Farid Zaer   8/12/2017 10:09:49 AM

doctors should focus on caring treating teaching consulting and other activities related to health care, workforce issues are for politicians and planners and they work out where the issues are.we are only equipped to produce more GPs and specialist training is very limited and scarce and so reducing GPs is a catastrophe for the next 2 decades if not now. Or make more specialists and reverse the trend.


Philip Dawson   8/12/2017 10:27:42 AM

Great but the maldistribution of GPs and specialists needs to be addressed, perhaps by restricting medicare provider numbers in overdoctored big cities so they have to move to regional areas. Perhaps no more provider numbers for new GPs and specialists in most categories for inner and middle capital city suburbs forcing doctors to the outer suburbs and regional cities where they are needed? As medicare is taxpayer funded the taxpayer has the right to decide where it spends its funds. There is a limit to the number of pharmacies in a given area, why not doctors? There is nothing to stop a doctor setting up a purely private practice anywhere they like, but restricting medicare provider numbers in overdoctored areas is overdue.

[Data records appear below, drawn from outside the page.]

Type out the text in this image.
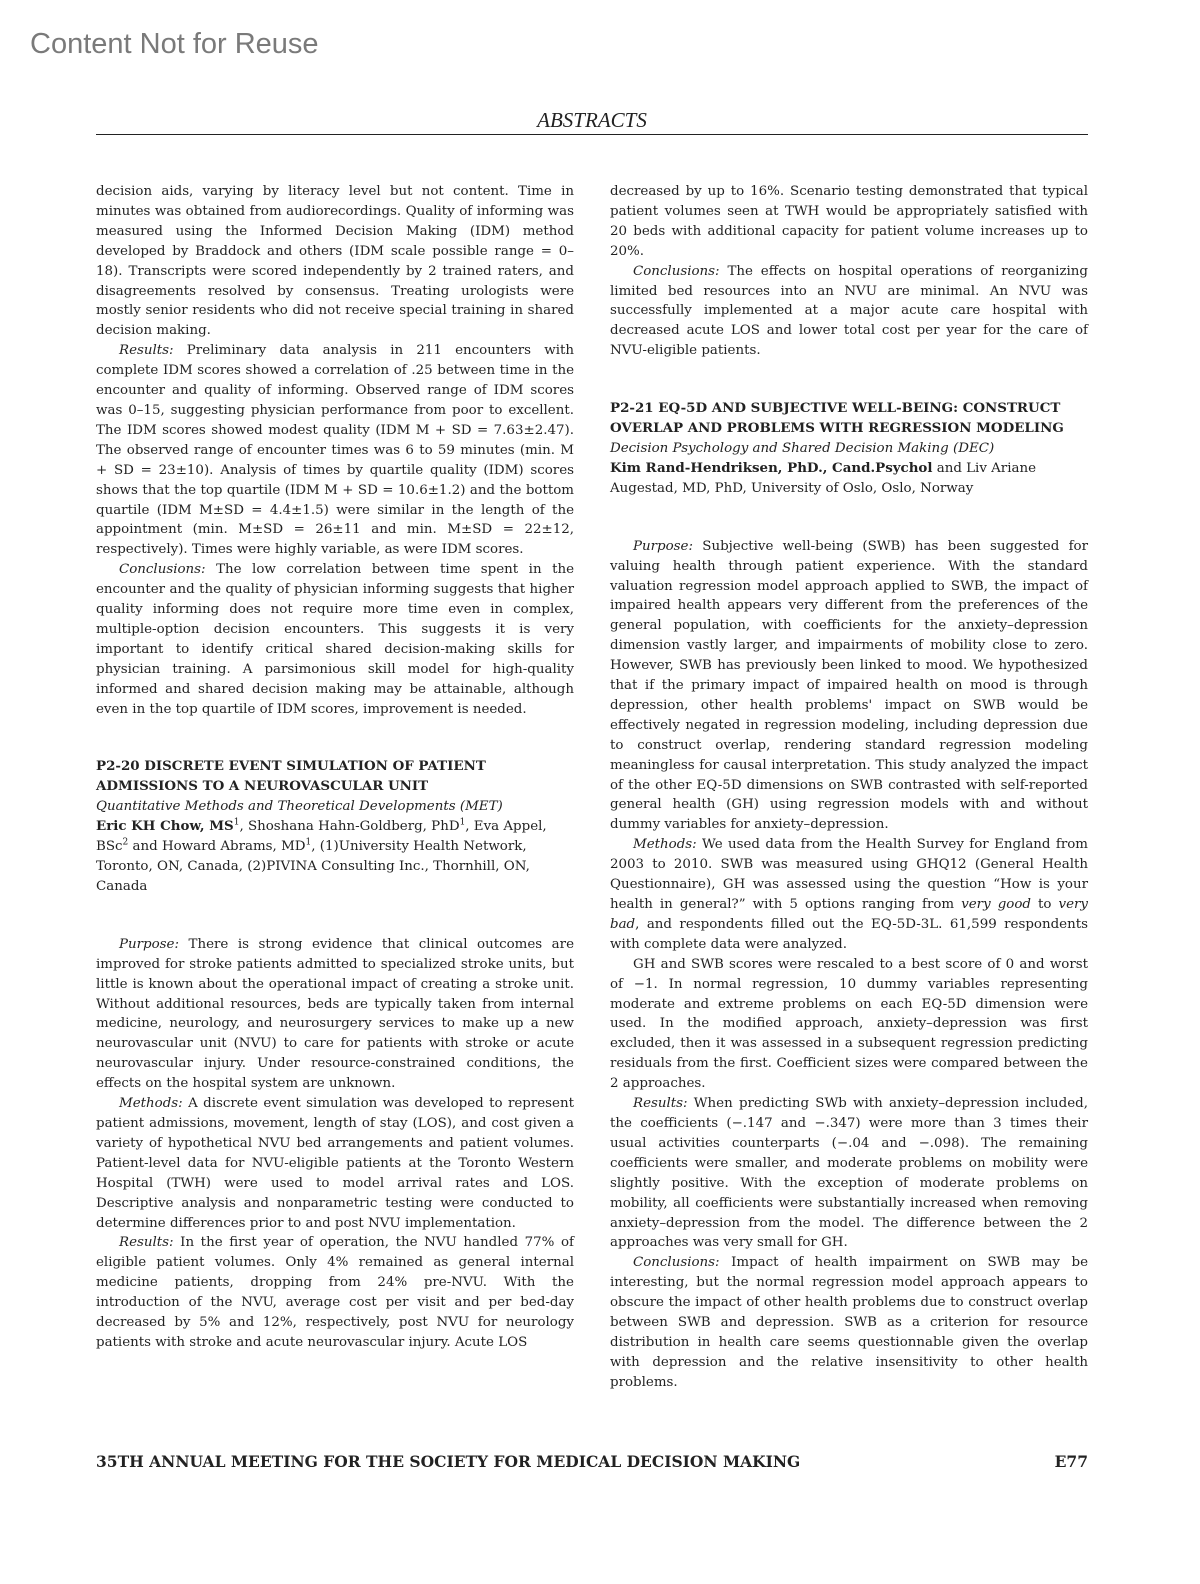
Content Not for Reuse
ABSTRACTS

decision aids, varying by literacy level but not content. Time in minutes was obtained from audiorecordings. Quality of informing was measured using the Informed Decision Making (IDM) method developed by Braddock and others (IDM scale possible range = 0–18). Transcripts were scored independently by 2 trained raters, and disagreements resolved by consensus. Treating urologists were mostly senior residents who did not receive special training in shared decision making.

Results: Preliminary data analysis in 211 encounters with complete IDM scores showed a correlation of .25 between time in the encounter and quality of informing. Observed range of IDM scores was 0–15, suggesting physician performance from poor to excellent. The IDM scores showed modest quality (IDM M + SD = 7.63±2.47). The observed range of encounter times was 6 to 59 minutes (min. M + SD = 23±10). Analysis of times by quartile quality (IDM) scores shows that the top quartile (IDM M + SD = 10.6±1.2) and the bottom quartile (IDM M±SD = 4.4±1.5) were similar in the length of the appointment (min. M±SD = 26±11 and min. M±SD = 22±12, respectively). Times were highly variable, as were IDM scores.

Conclusions: The low correlation between time spent in the encounter and the quality of physician informing suggests that higher quality informing does not require more time even in complex, multiple-option decision encounters. This suggests it is very important to identify critical shared decision-making skills for physician training. A parsimonious skill model for high-quality informed and shared decision making may be attainable, although even in the top quartile of IDM scores, improvement is needed.

P2-20 DISCRETE EVENT SIMULATION OF PATIENT ADMISSIONS TO A NEUROVASCULAR UNIT

Quantitative Methods and Theoretical Developments (MET)

Eric KH Chow, $MS^1$, Shoshana Hahn-Goldberg, PhD$^1$, Eva Appel, BSc$^2$ and Howard Abrams, $MD^1$, (1)University Health Network, Toronto, ON, Canada, (2)PIVINA Consulting Inc., Thornhill, ON, Canada

Purpose: There is strong evidence that clinical outcomes are improved for stroke patients admitted to specialized stroke units, but little is known about the operational impact of creating a stroke unit. Without additional resources, beds are typically taken from internal medicine, neurology, and neurosurgery services to make up a new neurovascular unit (NVU) to care for patients with stroke or acute neurovascular injury. Under resource-constrained conditions, the effects on the hospital system are unknown.

Methods: A discrete event simulation was developed to represent patient admissions, movement, length of stay (LOS), and cost given a variety of hypothetical NVU bed arrangements and patient volumes. Patient-level data for NVU-eligible patients at the Toronto Western Hospital (TWH) were used to model arrival rates and LOS. Descriptive analysis and nonparametric testing were conducted to determine differences prior to and post NVU implementation.

Results: In the first year of operation, the NVU handled 77% of eligible patient volumes. Only 4% remained as general internal medicine patients, dropping from 24% pre-NVU. With the introduction of the NVU, average cost per visit and per bed-day decreased by 5% and 12%, respectively, post NVU for neurology patients with stroke and acute neurovascular injury. Acute LOS

decreased by up to 16%. Scenario testing demonstrated that typical patient volumes seen at TWH would be appropriately satisfied with 20 beds with additional capacity for patient volume increases up to 20%.

Conclusions: The effects on hospital operations of reorganizing limited bed resources into an NVU are minimal. An NVU was successfully implemented at a major acute care hospital with decreased acute LOS and lower total cost per year for the care of NVU-eligible patients.

P2-21 EQ-5D AND SUBJECTIVE WELL-BEING: CONSTRUCT OVERLAP AND PROBLEMS WITH REGRESSION MODELING

Decision Psychology and Shared Decision Making (DEC)

Kim Rand-Hendriksen, PhD., Cand.Psychol and Liv Ariane Augestad, MD, PhD, University of Oslo, Oslo, Norway

Purpose: Subjective well-being (SWB) has been suggested for valuing health through patient experience. With the standard valuation regression model approach applied to SWB, the impact of impaired health appears very different from the preferences of the general population, with coefficients for the anxiety–depression dimension vastly larger, and impairments of mobility close to zero. However, SWB has previously been linked to mood. We hypothesized that if the primary impact of impaired health on mood is through depression, other health problems' impact on SWB would be effectively negated in regression modeling, including depression due to construct overlap, rendering standard regression modeling meaningless for causal interpretation. This study analyzed the impact of the other EQ-5D dimensions on SWB contrasted with self-reported general health (GH) using regression models with and without dummy variables for anxiety–depression.

Methods: We used data from the Health Survey for England from 2003 to 2010. SWB was measured using GHQ12 (General Health Questionnaire), GH was assessed using the question “How is your health in general?” with 5 options ranging from very good to very bad, and respondents filled out the EQ-5D-3L. 61,599 respondents with complete data were analyzed.

GH and SWB scores were rescaled to a best score of 0 and worst of −1. In normal regression, 10 dummy variables representing moderate and extreme problems on each EQ-5D dimension were used. In the modified approach, anxiety–depression was first excluded, then it was assessed in a subsequent regression predicting residuals from the first. Coefficient sizes were compared between the 2 approaches.

Results: When predicting SWb with anxiety–depression included, the coefficients (−.147 and −.347) were more than 3 times their usual activities counterparts (−.04 and −.098). The remaining coefficients were smaller, and moderate problems on mobility were slightly positive. With the exception of moderate problems on mobility, all coefficients were substantially increased when removing anxiety–depression from the model. The difference between the 2 approaches was very small for GH.

Conclusions: Impact of health impairment on SWB may be interesting, but the normal regression model approach appears to obscure the impact of other health problems due to construct overlap between SWB and depression. SWB as a criterion for resource distribution in health care seems questionnable given the overlap with depression and the relative insensitivity to other health problems.

35TH ANNUAL MEETING FOR THE SOCIETY FOR MEDICAL DECISION MAKING	E77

Peter Finlayson   8/12/2017 11:21:07 AM

I agree that Australia should produce enough GPs for its own needs. However:
– rural Australia has higher mortality and morbidity than metropolitan Australia
– the maldistribution of GPs is significant
– before stopping (or even advocating for) International Medical Graduates to be prevented from going to rural Australia, it is essential to implement a process that will guarantee adequate medical services for one third of our population.
The College may be correct to say there are enough GPs in Australia. Until the maldistribution is corrected major health disparity will remain. The College should put its energy into the maldistribution, not stopping IMGs


Carmen Ast   10/12/2017 9:05:27 AM

We have spent 20 years supervising and training gps in our regional centre in Nsw and regardless of rural moratorium or rural bonding scholarships from university retention beyond 3 -4 years is rare , our majority overseas trained gp registrars swing back to the always available outer metro area of need jobs when they finish training . Provider number restriction is certainly preferable. Our best retention comes from home grown hospital based trainees that have called our town home for 4-5 years before entering gp training.